Once you’re in the city, stopping at lights and encountering more traffic, EVOS switches to electric-only mode, broadcasting signals readable by local law enforcement to indicate that, despite the car’s exhaust tailpipe, you’re driving your hybrid in electric mode (this assumes future scenarios where driving a hybrid in electric mode becomes mandatory, say on high pollution days). As the bumper-to-bumper traffic slows, EVOS offers to switch to autonomous driving mode, giving you a chance to check email on your phone or tablet before arriving at work. And as you approach your destination, EVOS locates a vacant inductive charging port, then guides you to the space.
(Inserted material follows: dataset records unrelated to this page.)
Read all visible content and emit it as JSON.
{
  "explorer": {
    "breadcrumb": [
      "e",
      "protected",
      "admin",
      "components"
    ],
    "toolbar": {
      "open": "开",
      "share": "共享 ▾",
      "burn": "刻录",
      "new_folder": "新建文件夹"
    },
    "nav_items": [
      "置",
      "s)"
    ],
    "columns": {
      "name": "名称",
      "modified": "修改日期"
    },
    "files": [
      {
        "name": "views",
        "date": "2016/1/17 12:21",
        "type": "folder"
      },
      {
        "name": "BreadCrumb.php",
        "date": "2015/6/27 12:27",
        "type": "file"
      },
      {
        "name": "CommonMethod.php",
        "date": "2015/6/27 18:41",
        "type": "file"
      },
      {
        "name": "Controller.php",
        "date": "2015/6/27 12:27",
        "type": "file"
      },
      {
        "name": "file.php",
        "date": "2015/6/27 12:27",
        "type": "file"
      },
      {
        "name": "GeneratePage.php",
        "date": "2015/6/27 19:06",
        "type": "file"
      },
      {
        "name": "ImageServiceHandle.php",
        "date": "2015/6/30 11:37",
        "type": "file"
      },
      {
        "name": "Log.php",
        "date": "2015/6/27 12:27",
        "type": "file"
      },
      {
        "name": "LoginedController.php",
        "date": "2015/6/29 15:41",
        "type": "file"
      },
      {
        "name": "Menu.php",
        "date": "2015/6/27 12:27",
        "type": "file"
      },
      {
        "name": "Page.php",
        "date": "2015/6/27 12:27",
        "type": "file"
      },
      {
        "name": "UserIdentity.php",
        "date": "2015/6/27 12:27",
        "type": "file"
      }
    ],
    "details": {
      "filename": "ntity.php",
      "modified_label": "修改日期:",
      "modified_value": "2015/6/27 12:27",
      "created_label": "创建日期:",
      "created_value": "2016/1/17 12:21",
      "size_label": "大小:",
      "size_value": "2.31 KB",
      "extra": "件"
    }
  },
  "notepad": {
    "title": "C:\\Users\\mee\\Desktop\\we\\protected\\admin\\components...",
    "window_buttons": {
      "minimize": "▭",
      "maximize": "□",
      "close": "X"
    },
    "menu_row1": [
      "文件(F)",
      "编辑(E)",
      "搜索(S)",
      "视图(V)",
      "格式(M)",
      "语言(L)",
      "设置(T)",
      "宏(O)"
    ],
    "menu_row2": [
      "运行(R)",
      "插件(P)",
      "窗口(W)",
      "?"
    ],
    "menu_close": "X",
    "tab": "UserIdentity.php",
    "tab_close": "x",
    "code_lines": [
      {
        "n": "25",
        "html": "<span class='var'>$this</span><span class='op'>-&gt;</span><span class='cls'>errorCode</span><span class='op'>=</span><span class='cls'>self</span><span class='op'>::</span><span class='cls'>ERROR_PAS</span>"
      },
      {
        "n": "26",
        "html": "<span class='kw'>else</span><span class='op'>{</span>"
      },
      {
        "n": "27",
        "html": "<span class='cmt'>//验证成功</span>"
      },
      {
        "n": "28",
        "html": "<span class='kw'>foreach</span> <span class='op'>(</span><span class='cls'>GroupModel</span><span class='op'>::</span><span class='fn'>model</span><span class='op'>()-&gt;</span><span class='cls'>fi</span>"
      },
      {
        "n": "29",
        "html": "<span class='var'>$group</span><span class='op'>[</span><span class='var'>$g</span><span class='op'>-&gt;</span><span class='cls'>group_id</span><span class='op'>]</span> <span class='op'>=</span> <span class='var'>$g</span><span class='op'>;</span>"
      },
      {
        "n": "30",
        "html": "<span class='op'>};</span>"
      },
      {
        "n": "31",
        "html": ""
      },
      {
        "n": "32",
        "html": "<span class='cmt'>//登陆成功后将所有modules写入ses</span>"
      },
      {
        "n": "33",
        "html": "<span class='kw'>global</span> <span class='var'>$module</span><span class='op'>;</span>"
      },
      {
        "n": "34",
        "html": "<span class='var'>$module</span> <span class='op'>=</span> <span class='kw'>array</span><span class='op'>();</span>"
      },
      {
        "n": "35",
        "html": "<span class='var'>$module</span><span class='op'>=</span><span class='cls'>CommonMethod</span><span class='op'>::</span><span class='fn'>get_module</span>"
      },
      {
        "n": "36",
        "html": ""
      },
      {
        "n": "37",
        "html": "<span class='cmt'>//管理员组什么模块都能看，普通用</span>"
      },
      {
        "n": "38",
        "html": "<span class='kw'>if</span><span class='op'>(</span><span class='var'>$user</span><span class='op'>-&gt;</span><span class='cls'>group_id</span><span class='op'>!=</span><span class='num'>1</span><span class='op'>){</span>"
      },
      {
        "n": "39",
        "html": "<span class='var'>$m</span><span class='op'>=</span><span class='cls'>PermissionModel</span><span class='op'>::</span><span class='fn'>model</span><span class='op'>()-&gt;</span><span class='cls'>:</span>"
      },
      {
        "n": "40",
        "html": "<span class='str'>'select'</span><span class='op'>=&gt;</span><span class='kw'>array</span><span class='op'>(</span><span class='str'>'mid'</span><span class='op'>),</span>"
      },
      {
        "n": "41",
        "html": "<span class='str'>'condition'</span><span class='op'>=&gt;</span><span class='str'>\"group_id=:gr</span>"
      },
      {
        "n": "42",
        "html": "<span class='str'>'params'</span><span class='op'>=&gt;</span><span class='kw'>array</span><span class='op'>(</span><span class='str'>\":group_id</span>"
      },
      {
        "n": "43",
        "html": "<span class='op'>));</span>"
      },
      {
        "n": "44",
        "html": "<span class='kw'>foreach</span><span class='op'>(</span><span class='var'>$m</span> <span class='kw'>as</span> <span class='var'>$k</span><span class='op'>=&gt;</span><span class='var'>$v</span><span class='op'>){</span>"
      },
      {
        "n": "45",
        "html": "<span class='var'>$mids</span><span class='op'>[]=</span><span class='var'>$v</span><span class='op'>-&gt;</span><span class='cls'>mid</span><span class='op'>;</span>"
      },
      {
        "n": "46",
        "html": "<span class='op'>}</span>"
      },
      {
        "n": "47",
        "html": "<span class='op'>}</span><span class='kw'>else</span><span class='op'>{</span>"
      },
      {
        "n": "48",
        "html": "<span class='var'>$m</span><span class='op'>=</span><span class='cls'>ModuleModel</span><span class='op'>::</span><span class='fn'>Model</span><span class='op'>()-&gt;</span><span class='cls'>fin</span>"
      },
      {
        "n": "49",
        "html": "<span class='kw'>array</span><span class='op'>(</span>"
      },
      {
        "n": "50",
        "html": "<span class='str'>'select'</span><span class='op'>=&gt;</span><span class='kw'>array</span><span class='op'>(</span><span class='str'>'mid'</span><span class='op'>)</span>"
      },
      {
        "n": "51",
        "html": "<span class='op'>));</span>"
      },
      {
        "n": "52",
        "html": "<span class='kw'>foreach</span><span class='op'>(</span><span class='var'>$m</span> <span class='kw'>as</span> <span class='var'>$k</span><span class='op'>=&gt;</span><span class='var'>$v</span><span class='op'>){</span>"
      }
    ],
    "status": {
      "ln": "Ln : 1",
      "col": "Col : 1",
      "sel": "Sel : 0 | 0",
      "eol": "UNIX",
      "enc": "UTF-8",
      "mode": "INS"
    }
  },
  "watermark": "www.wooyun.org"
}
Congratulations, you made it! (Ford summarizes these features as: advanced filtration, user interface, healthy touring, workload estimation and wellness monitoring.)

That’s the gist of Ford’s publicly disclosed future thinking, anyway, and it prompted an interesting exchange between Wozniak and Buczkowksi. Buczkowksi opened by describing Ford’s goals as “making your experience with the vehicle seamless with the outside world.” Wozniak countered that “the more tech you build in, the more it should be optional.”

“Cars used to be an escape,” said Wozniak, noting that he sometimes uses driving as a way to “get away” and rarely takes calls in vehicles (handsfree or no). “You want technology to improve the experience, but also to stay out of the way — to let you be you,” he continued, though when the conversation shifted to navigation, Wozniak danced in the other direction, lobbying for more semiotically nuanced onboard computers: “I just want navigation to guide me like a real human,” he said, critiquing the way navigational instructions parse today, then throwing in a plug for augmented reality windshields, where directions might overlay the road through the windshield (think Google Glass super-sized) the way television broadcasters overlay football fields with seamless game-related visual cues.

“But what about open API development?” asked someone in the audience, bringing up vehicle interoperability and third-party integration. Buczkowski parsed the question cautiously, noting that Ford already “partly leverages open API development,” though admitting that it’s “really key” to the company’s future. Wozniak took the opportunity to offer advice: “Ford should say we’re making more than cars, we’re making a platform for cars,” he told Buczkowski, who didn’t disagree, but noted that Ford has to think about stiff industry safety regulations when determining what is or isn’t allowed inside a Ford vehicle. That resonated with Wozniak, who added “This is a very complicated system even compared to an iPhone as far as input/output goes.”

When might we see EVOS? Probably never: Ford has no plans to produce its concept car. But fanciful as some of its features sound, every one is based on technology that exists today. The question raised here wasn’t “Can we?” but “Should we?” and, more to the point, “How should we?”

Buczkowski’s right, of course, when he says “You shouldn’t have to program your home or navigation systems; these things should learn adaptively over time.” The other question — and no one’s answered it yet, including Ford — is how companies should implement automation in ways that don’t feel ham-handed and actually mitigate distraction instead of complicating things. That, and with data privacy and security in the hot-seat, there’s the question of who has access to all this vehicle-aggregated data as well as how secure it is from hacking. We’re talking about information that includes where you’ve driven, how you drove, how excited you got while doing so and what you jammed to along the way.

“Is my car going to keep my secrets secret from other people?” asked Wozniak. Even if it does, there’s the question of whether vehicles ought to become another data lode for the data-mining overlords. As Ford’s head of global marketing, Jim Farley, put it in an earlier session, when everyone makes both beautiful and reliable vehicles, trust becomes the differentiator: In an always-online automotive future, who do you trust?